Oberbürgermeister Methling, Olympia und die Warnemünder Mittelmole
Verfasst: 06.10.2016, 07:31
Oberbürgermeister Methling, Olympia und die Warnemünder Mittelmole
Geplant sind neben einer Landmarke in Form eines Hochhauses, das höher als das "Hotel Neptun" sein soll, Wohnungen und Gewerbeflächen. Nun scheint dieses aber nicht mehr wahr zu sein. Ein neuer Plan steht seit einigen Tagen auf der Tagesordnung unseres Oberbürgermeisters: Olympia 2024 oder 2028. Diesen olympischen Gedanken hegten die Rostocker Anfang dieses Jahrtausends schon einmal, als sich Rostock-Warnemünde zusammen mit Leipzig um die olympischen Sommerspiele 2012 bewarb. Damals hieß der Slogan "Ich bin ein Rostock-Olymp".
Ob dieser Gedanke noch immer in den Köpfen der Rostocker ist, sei mal dahingestellt. Es wurde im Zeitraum der Bewerbung viel geschaffen, viel verschleiert und ist bis heute nicht geklärt. Wir denken da nur einmal an die "Yachthafenresidenz Hohe Düne". Nun steht ein neues "Produkt" auf der Liste von Oberbürgermeister Roland Methling, das Filetstück von Rostock die Warnemünder Mittelmole.
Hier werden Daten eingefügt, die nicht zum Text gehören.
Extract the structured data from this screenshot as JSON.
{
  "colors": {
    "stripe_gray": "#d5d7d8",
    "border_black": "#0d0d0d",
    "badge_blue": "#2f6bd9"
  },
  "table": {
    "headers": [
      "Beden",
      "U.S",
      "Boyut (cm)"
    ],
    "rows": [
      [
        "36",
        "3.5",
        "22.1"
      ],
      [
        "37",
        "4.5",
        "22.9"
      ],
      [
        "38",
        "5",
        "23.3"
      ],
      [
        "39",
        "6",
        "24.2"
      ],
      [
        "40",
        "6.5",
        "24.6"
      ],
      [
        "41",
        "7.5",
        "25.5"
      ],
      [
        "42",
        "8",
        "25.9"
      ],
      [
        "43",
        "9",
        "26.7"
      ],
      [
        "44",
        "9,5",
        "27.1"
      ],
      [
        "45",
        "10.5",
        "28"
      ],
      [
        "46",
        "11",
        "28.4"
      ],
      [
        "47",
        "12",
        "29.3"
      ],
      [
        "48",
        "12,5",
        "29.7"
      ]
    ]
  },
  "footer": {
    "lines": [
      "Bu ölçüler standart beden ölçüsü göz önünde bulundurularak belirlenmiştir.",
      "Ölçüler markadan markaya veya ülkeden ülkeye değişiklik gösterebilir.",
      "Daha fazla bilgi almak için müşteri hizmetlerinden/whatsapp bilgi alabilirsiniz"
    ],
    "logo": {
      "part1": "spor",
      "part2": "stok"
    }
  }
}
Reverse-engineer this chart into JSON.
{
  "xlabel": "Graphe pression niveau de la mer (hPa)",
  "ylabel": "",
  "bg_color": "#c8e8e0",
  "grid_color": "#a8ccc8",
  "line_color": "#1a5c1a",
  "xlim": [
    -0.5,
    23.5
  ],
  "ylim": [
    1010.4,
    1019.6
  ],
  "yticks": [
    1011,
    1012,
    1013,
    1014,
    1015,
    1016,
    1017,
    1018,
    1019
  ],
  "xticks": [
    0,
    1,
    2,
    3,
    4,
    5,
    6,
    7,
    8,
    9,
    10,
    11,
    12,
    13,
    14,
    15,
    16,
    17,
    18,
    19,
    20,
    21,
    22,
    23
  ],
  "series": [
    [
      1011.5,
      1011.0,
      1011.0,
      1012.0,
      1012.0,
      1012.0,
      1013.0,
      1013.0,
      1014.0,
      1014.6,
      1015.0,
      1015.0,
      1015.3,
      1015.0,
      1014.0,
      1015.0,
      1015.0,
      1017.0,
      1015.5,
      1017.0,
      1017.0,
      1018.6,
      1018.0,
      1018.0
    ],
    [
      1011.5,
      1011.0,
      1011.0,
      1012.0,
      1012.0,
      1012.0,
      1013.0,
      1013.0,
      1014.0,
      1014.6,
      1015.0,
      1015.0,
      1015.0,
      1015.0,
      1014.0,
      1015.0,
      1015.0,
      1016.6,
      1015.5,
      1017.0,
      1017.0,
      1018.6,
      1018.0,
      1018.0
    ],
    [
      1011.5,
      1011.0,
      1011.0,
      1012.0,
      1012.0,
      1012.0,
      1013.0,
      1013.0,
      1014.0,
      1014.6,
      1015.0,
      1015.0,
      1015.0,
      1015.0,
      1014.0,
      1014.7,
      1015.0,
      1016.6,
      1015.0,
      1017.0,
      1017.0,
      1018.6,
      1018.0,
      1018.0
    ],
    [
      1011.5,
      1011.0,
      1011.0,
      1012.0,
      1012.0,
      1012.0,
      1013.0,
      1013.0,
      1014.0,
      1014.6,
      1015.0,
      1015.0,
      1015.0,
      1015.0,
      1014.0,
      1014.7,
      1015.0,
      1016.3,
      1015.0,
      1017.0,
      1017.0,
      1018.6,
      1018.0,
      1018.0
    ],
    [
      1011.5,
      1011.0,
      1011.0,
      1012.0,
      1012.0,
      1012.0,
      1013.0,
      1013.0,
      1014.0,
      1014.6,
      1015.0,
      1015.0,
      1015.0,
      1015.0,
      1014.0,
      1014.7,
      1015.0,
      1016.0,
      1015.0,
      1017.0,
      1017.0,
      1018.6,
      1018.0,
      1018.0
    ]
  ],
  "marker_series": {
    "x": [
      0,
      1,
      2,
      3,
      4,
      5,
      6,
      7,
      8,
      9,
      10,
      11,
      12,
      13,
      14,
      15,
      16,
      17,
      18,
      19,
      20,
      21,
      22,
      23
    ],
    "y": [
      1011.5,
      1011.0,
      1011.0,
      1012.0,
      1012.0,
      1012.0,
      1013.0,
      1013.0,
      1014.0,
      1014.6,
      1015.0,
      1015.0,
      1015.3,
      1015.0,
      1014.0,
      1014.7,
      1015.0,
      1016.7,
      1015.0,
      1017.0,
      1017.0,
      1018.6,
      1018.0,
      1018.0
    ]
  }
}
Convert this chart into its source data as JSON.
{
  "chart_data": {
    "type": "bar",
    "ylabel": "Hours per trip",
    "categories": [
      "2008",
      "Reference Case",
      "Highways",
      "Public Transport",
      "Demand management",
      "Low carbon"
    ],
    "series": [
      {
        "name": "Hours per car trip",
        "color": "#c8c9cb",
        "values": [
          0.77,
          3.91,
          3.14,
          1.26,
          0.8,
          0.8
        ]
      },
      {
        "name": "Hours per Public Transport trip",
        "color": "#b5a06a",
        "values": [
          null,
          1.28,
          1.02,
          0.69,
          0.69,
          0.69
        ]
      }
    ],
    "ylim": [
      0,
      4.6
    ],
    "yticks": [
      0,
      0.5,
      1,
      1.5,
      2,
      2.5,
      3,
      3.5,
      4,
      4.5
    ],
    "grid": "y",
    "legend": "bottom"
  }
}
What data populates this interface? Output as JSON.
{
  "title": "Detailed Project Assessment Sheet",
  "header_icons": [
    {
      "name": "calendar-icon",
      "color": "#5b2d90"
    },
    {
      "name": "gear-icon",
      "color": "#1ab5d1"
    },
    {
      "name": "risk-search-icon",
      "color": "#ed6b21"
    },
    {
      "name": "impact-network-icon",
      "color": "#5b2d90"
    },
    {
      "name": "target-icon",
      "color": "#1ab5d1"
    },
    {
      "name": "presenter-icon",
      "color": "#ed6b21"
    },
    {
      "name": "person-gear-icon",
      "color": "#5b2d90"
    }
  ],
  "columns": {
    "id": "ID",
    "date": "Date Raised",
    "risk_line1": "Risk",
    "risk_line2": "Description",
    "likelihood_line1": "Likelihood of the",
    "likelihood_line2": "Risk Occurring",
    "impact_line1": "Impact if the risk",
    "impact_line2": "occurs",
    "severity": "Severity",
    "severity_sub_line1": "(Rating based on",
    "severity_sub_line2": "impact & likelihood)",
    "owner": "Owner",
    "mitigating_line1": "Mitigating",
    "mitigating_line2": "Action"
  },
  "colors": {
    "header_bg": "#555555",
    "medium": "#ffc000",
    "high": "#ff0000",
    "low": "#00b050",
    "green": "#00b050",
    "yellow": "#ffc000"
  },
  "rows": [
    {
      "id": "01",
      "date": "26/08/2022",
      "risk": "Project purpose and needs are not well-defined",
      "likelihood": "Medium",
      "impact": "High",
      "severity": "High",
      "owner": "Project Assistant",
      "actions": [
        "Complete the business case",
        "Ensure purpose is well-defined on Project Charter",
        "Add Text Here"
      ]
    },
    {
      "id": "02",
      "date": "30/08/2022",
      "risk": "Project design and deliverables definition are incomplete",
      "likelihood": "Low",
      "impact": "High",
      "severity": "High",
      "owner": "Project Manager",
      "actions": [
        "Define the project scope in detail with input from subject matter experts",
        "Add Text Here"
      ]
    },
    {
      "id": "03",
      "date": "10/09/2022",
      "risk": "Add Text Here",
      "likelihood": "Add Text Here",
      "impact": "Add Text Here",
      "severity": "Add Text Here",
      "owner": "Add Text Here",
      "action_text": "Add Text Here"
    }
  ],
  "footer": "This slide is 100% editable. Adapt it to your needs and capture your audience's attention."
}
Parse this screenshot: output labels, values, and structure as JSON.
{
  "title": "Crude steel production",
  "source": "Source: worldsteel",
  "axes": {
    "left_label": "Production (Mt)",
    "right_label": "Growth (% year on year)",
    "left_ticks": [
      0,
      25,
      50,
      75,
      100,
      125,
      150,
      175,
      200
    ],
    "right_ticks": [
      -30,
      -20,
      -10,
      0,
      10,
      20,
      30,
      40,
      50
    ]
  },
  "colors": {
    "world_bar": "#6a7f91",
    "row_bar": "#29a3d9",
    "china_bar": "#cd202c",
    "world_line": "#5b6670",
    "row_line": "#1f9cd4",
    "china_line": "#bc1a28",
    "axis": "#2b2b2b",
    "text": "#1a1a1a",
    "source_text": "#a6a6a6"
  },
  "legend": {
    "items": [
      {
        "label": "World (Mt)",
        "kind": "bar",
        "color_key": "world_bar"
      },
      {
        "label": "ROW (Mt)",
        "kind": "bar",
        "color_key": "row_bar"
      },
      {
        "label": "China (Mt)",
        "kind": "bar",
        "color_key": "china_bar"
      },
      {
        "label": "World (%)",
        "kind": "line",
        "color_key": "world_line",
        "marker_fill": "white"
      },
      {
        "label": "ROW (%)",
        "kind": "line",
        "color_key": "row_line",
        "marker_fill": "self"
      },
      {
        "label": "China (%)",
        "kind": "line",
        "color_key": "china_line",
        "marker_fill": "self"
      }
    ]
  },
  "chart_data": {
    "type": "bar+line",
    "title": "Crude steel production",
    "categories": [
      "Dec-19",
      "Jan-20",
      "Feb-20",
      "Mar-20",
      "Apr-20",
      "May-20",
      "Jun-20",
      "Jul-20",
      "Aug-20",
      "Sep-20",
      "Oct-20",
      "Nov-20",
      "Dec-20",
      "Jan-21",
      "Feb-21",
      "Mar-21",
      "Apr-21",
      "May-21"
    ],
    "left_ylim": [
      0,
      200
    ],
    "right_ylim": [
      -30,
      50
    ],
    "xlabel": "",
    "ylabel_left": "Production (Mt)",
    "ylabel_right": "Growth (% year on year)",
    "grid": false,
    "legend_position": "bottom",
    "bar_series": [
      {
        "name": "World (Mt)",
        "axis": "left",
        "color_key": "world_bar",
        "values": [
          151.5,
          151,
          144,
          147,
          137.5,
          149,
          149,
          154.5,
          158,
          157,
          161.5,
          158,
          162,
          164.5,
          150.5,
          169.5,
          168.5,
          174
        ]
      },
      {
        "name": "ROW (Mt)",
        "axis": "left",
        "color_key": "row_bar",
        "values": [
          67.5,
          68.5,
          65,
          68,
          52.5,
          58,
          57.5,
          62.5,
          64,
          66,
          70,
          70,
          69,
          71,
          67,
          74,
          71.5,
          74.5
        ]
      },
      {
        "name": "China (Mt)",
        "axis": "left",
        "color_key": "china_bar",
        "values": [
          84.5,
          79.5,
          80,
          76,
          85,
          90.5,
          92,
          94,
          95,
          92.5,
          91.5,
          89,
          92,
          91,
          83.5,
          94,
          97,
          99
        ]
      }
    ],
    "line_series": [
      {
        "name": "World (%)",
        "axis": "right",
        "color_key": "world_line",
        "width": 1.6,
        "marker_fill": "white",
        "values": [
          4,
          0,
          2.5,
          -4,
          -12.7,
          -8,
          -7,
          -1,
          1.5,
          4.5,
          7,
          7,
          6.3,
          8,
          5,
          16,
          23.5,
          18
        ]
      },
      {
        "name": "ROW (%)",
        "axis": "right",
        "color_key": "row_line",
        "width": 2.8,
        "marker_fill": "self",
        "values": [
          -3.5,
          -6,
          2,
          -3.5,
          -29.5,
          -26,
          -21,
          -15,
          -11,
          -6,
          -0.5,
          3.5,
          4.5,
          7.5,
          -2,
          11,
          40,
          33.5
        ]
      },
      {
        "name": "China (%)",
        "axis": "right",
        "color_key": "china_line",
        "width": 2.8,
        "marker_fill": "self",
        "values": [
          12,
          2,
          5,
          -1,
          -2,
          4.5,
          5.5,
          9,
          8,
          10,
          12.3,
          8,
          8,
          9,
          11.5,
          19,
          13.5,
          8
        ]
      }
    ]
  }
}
Um die ist seit April ein riesiger Streit entfacht. Nicht alle Bürgerinnen und Bürger teilen die Ansicht, einen neuen Wohnpark und neue Gewerbeflächen zu schaffen. Dies steht auch nicht mehr zur Debatte. Ginge es nach unseren Oberbürgermeister, solle auf der Mittelmole ein olympisches Dorf entstehen. Die Vision: Olympisches Treiben am Fährbecken unmittelbar in der Nähe zum Warnemünder Leuchtturm. Gerade die Fährbecken scheinen aber ein "Sicherheitsrisiko" zu bergen und werden seit gut vier Monaten gesichert. Hinter vorgehaltener Hand wird sogar spekuliert, dass die Fährbecken mit Beton ausgefüllt werden. Dies würde bedeuten, dass dann keine olympischen Sommerspiele direkt im Fährbecken stattfinden würden.
Aber der Oberbürgermeister hat seine Rechnung ohne die kommunale Wohnungsbaugesellschaft Wiro gemacht. Diese ist Eigentümer der Warnemünder Mittelmole und plant Wohnungen und Gewerbeflächen. Die Anwohner von Warnemünde fürchten in diesem Zusammenhang steigende Mieten und Konkurrenz für den Handel. Würde die Bebauung so stattfinden, wie es die Wiro plant, reiche der Platz an den Fährbecken nicht aus, meint Ralf Zimlich, Chef der Wiro. Das gesamte Vorhaben müsste dann noch einmal von vorne geplant werden, würde der Plan Olympia nach Rostock geholt werden.
Olympische Spiele wären sicher für Rostock eine Bereicherung. Ob Berlin oder Hamburg dann den Zuschlag bekommen und Rostock als Partnerstadt für die Segelwettbewerbe in Frage kommt, ist noch Zukunftsmusik. Sicher scheint zu sein, dass der Oberbürgermeister im Vorfeld der Kommunalwahlen noch Stimmen gut machen möchte. In der Vergangenheit hat er sich in der Rostocker Bürgerschaft nicht viele Freunde gemacht. Viele Anträge wurden von ihm in erster Instanz abgelehnt, meist um Zeit zu schinden, sei es auch nur einen Monat.
Rückendeckung bekommt der Oberbürgermeister von der Landesregierung. Innenminister Lorenz Caffier von der CDU ist sich sicher, dass die Landesregierung ein solches Vorhaben unterstützen würde, denn "Rostock hat eines der weltbesten Segelreviere", so Caffier. Bei aller Euphorie bleibt aber noch die Frage offen, wo bleibt der olympische Gedanke und die Sportlichkeit des Oberbürgermeisters. In den vergangenen Jahren ist, bezüglich des maritimen Erbes in Rostock einiges schief gelaufen. Nicht zuletzt im Sommer vergangen Jahres durch das Sinken der "Georg Büchner" und jetzt das Verschrotten der "Vagel Grip". Rostock hat noch viele Baustellen. Eine ist die Warnemünder Mittelmole, die jetzt in ein ganz neues Licht gerückt wird.